Published January 14, 2015
A powerful earthquake with a preliminary magnitude of 6.6 hit Tokyo and nearby areas shortly after dawn Tuesday, halting trains and forcing two nuclear reactors to be shut down for safety checks.
There were no immediate reports of serious damages or injury, although a boy was reportedly hurt when a TV fell on his leg and three elderly people were hurt slightly when they were hit by falling objects or slipped and fell.
The U.S. Geological Survey said another, unrelated quake with a 7.6 magnitude hit the Indian Ocean about 160 miles north of Port Blair in India's Andaman Islands. A tsunami watch was called for India, Myanmar, Indonesia, Thailand and Bangladesh. But the caution was lifted without any tsunami being recorded.

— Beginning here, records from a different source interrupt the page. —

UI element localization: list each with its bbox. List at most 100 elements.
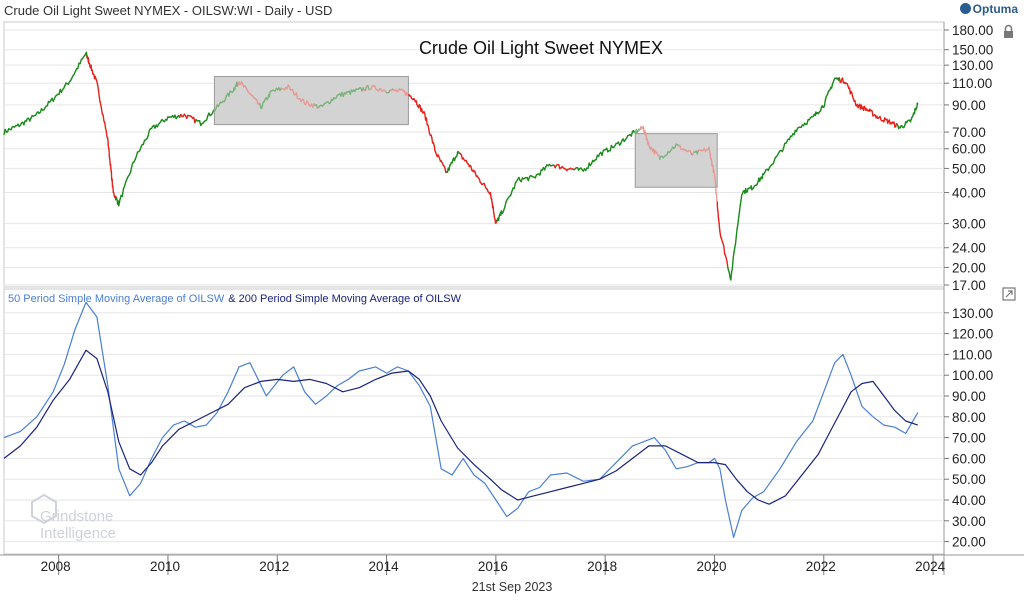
chart-header: Crude Oil Light Sweet NYMEX - OILSW:WI -… bbox=[0, 0, 1024, 22]
price-segment bbox=[726, 260, 729, 268]
grindstone-watermark: Grindstone Intelligence bbox=[31, 493, 116, 542]
price-y-tick-label: 30.00 bbox=[952, 217, 986, 232]
price-segment bbox=[504, 201, 507, 208]
price-segment bbox=[292, 89, 295, 96]
price-segment bbox=[302, 98, 306, 105]
price-segment bbox=[121, 188, 125, 198]
expand-panel-icon[interactable] bbox=[1002, 287, 1016, 301]
sma-legend: 50 Period Simple Moving Average of OILSW… bbox=[8, 293, 462, 305]
x-tick-label: 2008 bbox=[41, 559, 71, 574]
price-segment bbox=[734, 242, 737, 249]
x-tick-label: 2020 bbox=[696, 559, 726, 574]
sma-y-tick-label: 120.00 bbox=[952, 327, 993, 342]
price-segment bbox=[740, 194, 743, 201]
lock-icon[interactable] bbox=[1004, 24, 1013, 39]
price-segment bbox=[268, 90, 271, 98]
sma-y-tick-label: 30.00 bbox=[952, 514, 986, 529]
price-segment bbox=[719, 230, 722, 238]
price-y-tick-label: 60.00 bbox=[952, 142, 986, 157]
sma-y-tick-label: 50.00 bbox=[952, 472, 986, 487]
sma-y-ticks: 130.00 120.00 110.00 100.00 90.00 80.00 70.00 6… bbox=[944, 306, 993, 550]
price-segment bbox=[738, 204, 741, 213]
x-tick-label: 2012 bbox=[259, 559, 289, 574]
price-segment bbox=[228, 90, 231, 97]
price-y-tick-label: 20.00 bbox=[952, 260, 986, 275]
price-y-tick-label: 24.00 bbox=[952, 241, 986, 256]
price-segment bbox=[513, 182, 517, 190]
chart-header-title: Crude Oil Light Sweet NYMEX - OILSW:WI -… bbox=[4, 3, 333, 18]
price-segment bbox=[129, 166, 133, 174]
price-segment bbox=[431, 137, 434, 144]
price-segment bbox=[97, 89, 100, 98]
price-y-tick-label: 150.00 bbox=[952, 43, 993, 58]
price-segment bbox=[46, 100, 50, 107]
price-segment bbox=[448, 164, 451, 171]
x-tick-label: 2018 bbox=[587, 559, 617, 574]
x-tick-label: 2010 bbox=[150, 559, 180, 574]
price-segment bbox=[735, 227, 738, 237]
price-segment bbox=[732, 251, 735, 259]
highlight-box bbox=[213, 76, 409, 126]
sma50-line bbox=[3, 301, 919, 538]
sma-grid bbox=[4, 312, 944, 543]
x-tick-label: 2014 bbox=[369, 559, 400, 574]
sma-y-tick-label: 110.00 bbox=[952, 347, 992, 362]
price-segment bbox=[100, 108, 104, 115]
watermark-line1: Grindstone bbox=[40, 508, 113, 525]
sma-y-tick-label: 40.00 bbox=[952, 493, 986, 508]
price-segment bbox=[854, 100, 857, 106]
price-segment bbox=[871, 110, 874, 117]
price-segment bbox=[737, 216, 740, 226]
price-segment bbox=[728, 271, 731, 279]
watermark-line2: Intelligence bbox=[40, 525, 116, 542]
price-segment bbox=[102, 114, 105, 122]
legend-sma200: & 200 Period Simple Moving Average of OI… bbox=[228, 293, 461, 305]
price-panel-frame bbox=[3, 21, 945, 288]
price-y-tick-label: 17.00 bbox=[952, 278, 986, 293]
price-segment bbox=[601, 150, 604, 157]
price-segment bbox=[630, 130, 634, 137]
price-segment bbox=[739, 199, 742, 207]
price-y-tick-label: 180.00 bbox=[952, 23, 993, 38]
sma-y-tick-label: 130.00 bbox=[952, 306, 993, 321]
sma-y-tick-label: 90.00 bbox=[952, 389, 986, 404]
price-segment bbox=[295, 92, 299, 100]
price-segment bbox=[823, 99, 827, 106]
price-segment bbox=[733, 247, 736, 254]
sma-y-tick-label: 80.00 bbox=[952, 410, 986, 425]
brand-logo: Optuma bbox=[959, 2, 1018, 16]
price-segment bbox=[761, 173, 764, 180]
price-segment bbox=[100, 104, 103, 111]
price-segment bbox=[367, 84, 370, 91]
price-segment bbox=[736, 223, 739, 230]
chart-date: 21st Sep 2023 bbox=[471, 580, 553, 594]
price-segment bbox=[147, 130, 150, 137]
sma-panel-frame bbox=[3, 288, 945, 555]
price-y-tick-label: 90.00 bbox=[952, 98, 986, 113]
price-segment bbox=[456, 151, 459, 157]
sma-y-tick-label: 20.00 bbox=[952, 535, 986, 550]
price-segment bbox=[77, 62, 80, 70]
price-y-tick-label: 110.00 bbox=[952, 76, 992, 91]
price-segment bbox=[737, 211, 741, 219]
x-tick-label: 2022 bbox=[806, 559, 836, 574]
price-segment bbox=[425, 117, 428, 126]
x-tick-label: 2016 bbox=[478, 559, 508, 574]
sma-y-tick-label: 100.00 bbox=[952, 368, 993, 383]
x-axis-ticks: 2008 2010 2012 2014 2016 2018 2020 2022 2024 bbox=[41, 555, 946, 575]
price-segment bbox=[364, 85, 368, 91]
price-segment bbox=[104, 121, 107, 129]
price-segment bbox=[135, 151, 139, 158]
price-y-tick-label: 50.00 bbox=[952, 161, 986, 176]
price-segment bbox=[96, 84, 100, 91]
price-y-tick-label: 70.00 bbox=[952, 125, 986, 140]
price-panel-title: Crude Oil Light Sweet NYMEX bbox=[419, 38, 663, 58]
price-segment bbox=[838, 77, 841, 83]
price-grid bbox=[4, 29, 944, 286]
price-y-tick-label: 130.00 bbox=[952, 58, 993, 73]
optuma-logo-icon bbox=[959, 3, 971, 14]
price-segment bbox=[806, 118, 809, 125]
price-segment bbox=[118, 199, 121, 207]
grindstone-logo-icon bbox=[31, 493, 57, 525]
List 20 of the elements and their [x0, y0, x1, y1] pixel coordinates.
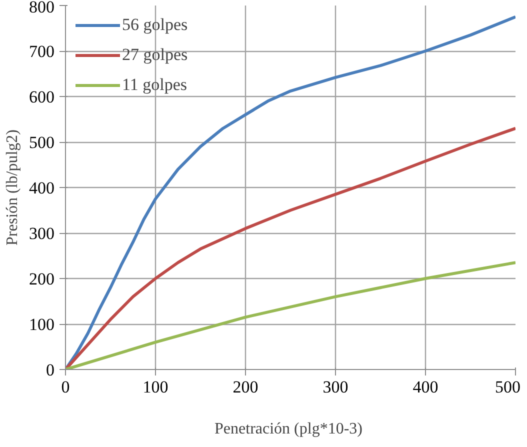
x-tick-label: 0: [61, 378, 70, 396]
y-axis-title: Presión (lb/pulg2): [4, 129, 21, 246]
legend-label: 56 golpes: [122, 15, 188, 35]
y-tick-label: 300: [29, 224, 54, 243]
y-tick-label: 600: [29, 88, 54, 106]
x-tick-label: 200: [232, 378, 258, 396]
x-tick-label: 400: [412, 378, 438, 396]
legend-label: 11 golpes: [122, 75, 188, 95]
x-axis-title: Penetración (plg*10-3): [214, 420, 362, 438]
x-tick-label: 500: [495, 378, 520, 396]
x-tick-label: 100: [142, 378, 168, 396]
y-tick-label: 0: [46, 360, 54, 380]
y-tick-label: 500: [29, 133, 54, 152]
y-tick-label: 700: [29, 42, 54, 61]
y-tick-label: 800: [29, 0, 54, 16]
legend-label: 27 golpes: [122, 45, 188, 65]
x-tick-label: 300: [322, 378, 348, 396]
y-tick-label: 400: [29, 178, 54, 198]
y-tick-label: 100: [29, 315, 54, 334]
y-tick-label: 200: [29, 270, 54, 288]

The Andaman Islands quake was reported to be 20.6 miles deep, the U.S. Geological Survey said.
Japan's Meteorological Agency also issued a tsunami warning from the Japanese temblor early Tuesday, which centered off the Suruga Bay, southwest of Tokyo. The warning was also later lifted. The quake occurred at a depth of 12 miles. Public broadcaster NHK said a small increase of waves of some 10 inches was observed along the coastline of Yaizu City.
Central Japan Railway Co. has suspended operations of Shinkansen bullet trains, while the central government set up a task force at the prime minister's office, Kyodo reported.
The quake rattled furniture and walls in Tokyo but there have been no immediate reports of damages or casualties.
Local trains and two reactors at the Hamaoka nuclear power plant were temporarily halted for safety checks. No damage was reported, however. Reactors are automatically shut down whenever a quake of a certain strength is registered.
NHK said a 5-year-old boy suffered a leg injury when he was hit by a falling TV set and small landslides were reported in the town of Nishi Izu, but there were no injuries, said town official Mieko Hayama.
Japan has recently been hit by heavy typhoon rains, and officials warned residents in mountainous areas to be cautious because the ground may be loose and landslides may be generated by the quake of aftershocks.
NHK also reported that two older people were hit by falling abjects, and another tripped and fell and was slighly injured.
Kinichi Tashiro, an emergency official at the Yaizu city fire station, said officials were currently touring the coastal areas in the city to monitor the situation, but he has not received any reports of damage.
"I was in the bathroom just as the quake hit. It shook rather violently," Tashiro said in a televised interview with NHK. Tashiro said there was no damage to his home and observed no major problem in the neighborhood as he rushed to the office.
A magnitude 6.9 quake rattled the region Sunday, but caused no damage or casualties. The U.S. Geological Survey measured it at magnitude 7.1.
Japan is one of the world's most earthquake-prone countries, and experts believe Tokyo has a 90 percent chance of being hit by a major quake over the next 50 years.
In 1995, a magnitude-7.2 quake in the western port city of Kobe killed 6,400 people.